Some debts can be reaffirmed such as a car loan or home mortgage if that is in the best interest of the creditor and they qualify. There are income limits that must be met before filing a chapter 7 bankruptcy. This is referred to as the means test (see link below) In a chapter 7 bankruptcy the court issues a stay or protects the debtor from being pursued by the creditors. When the chapter 7 bankruptcy is filed, the creditors must stop contacting the debtor, stop garnishing wages etc. If necessary I will send a letter to an aggressive creditor prior to filing to advise them that I have been retained and will be filing a chapter 7 bankruptcy in the future.
Chapter 11 bankruptcy is typically used by a business to reorganize. It is used to protect the business from creditors and it usually involves repayment of some of the debts to the creditors. Chapter 13 bankruptcy is also a repayment plan. It is generally used for debtors who make too much money or who have too many assets. Again, the court protects the debtor from his or her creditors.

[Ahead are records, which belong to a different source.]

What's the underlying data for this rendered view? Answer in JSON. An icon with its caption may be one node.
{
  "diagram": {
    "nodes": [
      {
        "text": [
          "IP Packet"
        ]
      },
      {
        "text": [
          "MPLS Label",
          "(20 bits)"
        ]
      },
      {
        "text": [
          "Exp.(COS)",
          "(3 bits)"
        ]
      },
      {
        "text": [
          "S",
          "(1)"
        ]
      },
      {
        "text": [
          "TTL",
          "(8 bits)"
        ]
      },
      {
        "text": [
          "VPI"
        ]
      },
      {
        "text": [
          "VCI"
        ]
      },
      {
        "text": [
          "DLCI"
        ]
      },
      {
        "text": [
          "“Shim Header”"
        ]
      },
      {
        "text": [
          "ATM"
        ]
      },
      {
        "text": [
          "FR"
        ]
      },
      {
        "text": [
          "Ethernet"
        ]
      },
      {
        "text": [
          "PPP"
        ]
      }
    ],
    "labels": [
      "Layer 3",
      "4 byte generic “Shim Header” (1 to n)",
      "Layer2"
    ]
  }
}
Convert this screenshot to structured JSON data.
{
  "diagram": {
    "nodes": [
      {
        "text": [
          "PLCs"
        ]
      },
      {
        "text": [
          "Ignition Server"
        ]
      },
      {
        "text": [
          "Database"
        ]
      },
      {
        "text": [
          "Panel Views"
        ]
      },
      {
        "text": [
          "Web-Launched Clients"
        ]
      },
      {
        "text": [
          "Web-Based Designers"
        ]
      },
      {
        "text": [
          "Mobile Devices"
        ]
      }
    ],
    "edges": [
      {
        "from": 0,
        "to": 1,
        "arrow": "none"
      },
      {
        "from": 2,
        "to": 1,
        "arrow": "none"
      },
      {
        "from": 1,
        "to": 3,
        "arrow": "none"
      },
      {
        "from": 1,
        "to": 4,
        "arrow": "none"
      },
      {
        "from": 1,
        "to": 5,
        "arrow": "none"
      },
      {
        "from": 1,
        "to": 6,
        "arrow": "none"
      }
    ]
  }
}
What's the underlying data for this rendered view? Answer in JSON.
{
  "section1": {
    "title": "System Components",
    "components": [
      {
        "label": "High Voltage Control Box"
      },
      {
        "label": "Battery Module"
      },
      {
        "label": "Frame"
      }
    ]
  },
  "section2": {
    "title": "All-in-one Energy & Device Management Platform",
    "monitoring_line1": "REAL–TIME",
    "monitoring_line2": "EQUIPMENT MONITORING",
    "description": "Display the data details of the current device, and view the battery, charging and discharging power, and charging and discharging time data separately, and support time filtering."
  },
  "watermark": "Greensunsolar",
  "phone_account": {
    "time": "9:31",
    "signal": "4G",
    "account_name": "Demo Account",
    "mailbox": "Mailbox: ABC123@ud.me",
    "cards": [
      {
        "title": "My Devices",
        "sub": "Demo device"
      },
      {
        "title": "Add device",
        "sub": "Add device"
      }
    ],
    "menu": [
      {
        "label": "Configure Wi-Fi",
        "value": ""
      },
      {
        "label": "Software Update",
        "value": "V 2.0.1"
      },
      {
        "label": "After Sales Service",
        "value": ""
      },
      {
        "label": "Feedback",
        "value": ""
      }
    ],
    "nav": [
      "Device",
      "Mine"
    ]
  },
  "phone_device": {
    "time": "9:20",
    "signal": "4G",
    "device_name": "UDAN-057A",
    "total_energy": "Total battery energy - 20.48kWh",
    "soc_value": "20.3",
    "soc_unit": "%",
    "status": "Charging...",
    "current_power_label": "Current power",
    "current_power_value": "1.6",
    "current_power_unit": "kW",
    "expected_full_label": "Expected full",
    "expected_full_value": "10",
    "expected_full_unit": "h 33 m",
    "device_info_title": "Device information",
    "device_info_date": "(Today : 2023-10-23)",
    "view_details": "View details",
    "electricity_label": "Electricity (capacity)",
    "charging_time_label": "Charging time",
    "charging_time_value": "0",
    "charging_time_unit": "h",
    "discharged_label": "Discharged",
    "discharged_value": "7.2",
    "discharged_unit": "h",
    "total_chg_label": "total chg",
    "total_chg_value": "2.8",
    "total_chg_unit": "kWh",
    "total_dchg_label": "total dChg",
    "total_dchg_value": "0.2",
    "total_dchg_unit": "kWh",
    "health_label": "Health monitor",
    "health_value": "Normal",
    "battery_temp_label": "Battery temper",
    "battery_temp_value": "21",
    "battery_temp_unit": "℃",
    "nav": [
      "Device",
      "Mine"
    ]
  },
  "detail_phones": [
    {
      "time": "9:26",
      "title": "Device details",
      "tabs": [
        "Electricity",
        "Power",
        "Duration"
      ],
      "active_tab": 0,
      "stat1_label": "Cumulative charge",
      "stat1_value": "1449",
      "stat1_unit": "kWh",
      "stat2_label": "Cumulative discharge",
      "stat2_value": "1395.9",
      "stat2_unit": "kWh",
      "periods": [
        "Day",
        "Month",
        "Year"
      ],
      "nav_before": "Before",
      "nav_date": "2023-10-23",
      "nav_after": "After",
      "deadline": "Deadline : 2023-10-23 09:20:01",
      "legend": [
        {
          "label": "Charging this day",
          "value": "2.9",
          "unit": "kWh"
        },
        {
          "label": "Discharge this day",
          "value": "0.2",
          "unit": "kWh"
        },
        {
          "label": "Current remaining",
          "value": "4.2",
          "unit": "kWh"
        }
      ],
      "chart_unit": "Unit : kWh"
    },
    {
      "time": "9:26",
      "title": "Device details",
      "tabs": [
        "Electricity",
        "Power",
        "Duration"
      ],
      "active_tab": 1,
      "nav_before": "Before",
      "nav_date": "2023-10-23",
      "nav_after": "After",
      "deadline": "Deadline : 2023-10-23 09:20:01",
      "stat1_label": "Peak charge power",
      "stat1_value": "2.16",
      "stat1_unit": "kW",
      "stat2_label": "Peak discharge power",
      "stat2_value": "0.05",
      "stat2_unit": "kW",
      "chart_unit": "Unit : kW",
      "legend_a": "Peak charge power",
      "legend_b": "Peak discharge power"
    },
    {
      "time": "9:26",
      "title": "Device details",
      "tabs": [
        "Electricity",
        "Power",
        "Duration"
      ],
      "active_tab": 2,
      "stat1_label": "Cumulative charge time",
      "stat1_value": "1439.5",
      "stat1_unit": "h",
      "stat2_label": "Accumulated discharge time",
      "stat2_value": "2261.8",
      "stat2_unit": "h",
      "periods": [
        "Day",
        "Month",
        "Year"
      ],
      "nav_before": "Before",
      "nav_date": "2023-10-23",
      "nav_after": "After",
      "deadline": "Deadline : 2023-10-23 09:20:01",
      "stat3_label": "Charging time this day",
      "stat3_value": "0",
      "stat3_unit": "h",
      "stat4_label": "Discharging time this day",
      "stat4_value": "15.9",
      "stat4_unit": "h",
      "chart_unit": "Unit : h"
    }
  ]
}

My office helps debtors with chapter 7 bankruptcies only.Some common questions and concerns
Will I destroy my credit?
Bankruptcy in many ways helps your credit. If you’re considering bankruptcy then chances are you can’t dig yourself out of the hole you’re in as it is. Bankruptcy allows you to start over. Many clients find that they are able to establish good credit ratings shortly after completing bankruptcy.
How long does bankruptcy take?
As soon as you provide us with your information and we are able to file for bankruptcy, the court issues what is called a “stay” and you are legally protected from any further creditor action against you, including collections and garnishments. Beyond that, the entire process takes a few months including one mandatory court appearance about a month into the process.
Do you take payments?
I will work with you on a payment plan if you qualify for a chapter 7 and have the ability to make timely payments. At this time the federal court charges $335 to file the case. In addition, there are costs associated with obtaining the debtor’s triple credit report and costs associated with the two mandated counseling sessions that the debtor must do (usually on-line). All of these costs are approximately $500. And the attorney fee is generally 2 to 4 hours at $250 an hour depending the complexity.
Do I have to go to court?
Generally you will have one court appearance at which the bankruptcy trustee and creditors may ask you questions regarding your debts, income and your intentions. This meeting is approximately one month after the bankruptcy is filed. Usually there are not creditors present.
Who will I be dealing with during this process?
I will personally meet with you and answer all of your questions and I will prepare you for and I will be be with you in court for the 341 creditor’s examination hearing.
Will filing a chapter 7 bankruptcy harm my credit?
You cannot charge your way out of financial trouble. Filing any type of bankruptcy will show up on your credit report. However, the bankruptcy process gives you a new start and in addition you will very likely be offered new credit after a few months for the simple reason that you cannot file for bankruptcy again until 7 years have elapsed.
Can I keep my car or my home if I file for bankruptcy?
You can “reaffirm” certain debts such as a car, home, boat etc., if you qualify and if the lender agrees to same. These reaffirmed debts are excluded out of the bankruptcy process.
Do I have to turn over my paychecks to the bankrputcy court:
No. In a chapter 7 bankruptcy, you will continue to have control over your money and manage it yourself.
What about my personal property such as jewelry, guns, furniture etc?
You are entitled to certain exemptions under the bankruptcy rules. The court allows you a certain amount of money or credit for the types of things most people own so that you can keep those items. It is only when there are excessive assets that the trustee may attempt to obtain control over those assets in order to pay the creditors.
Can I keep my pension or Social Security Benefits?
Generally yes. Pensions and 401K’s; IRA’s are usually protected from creditors.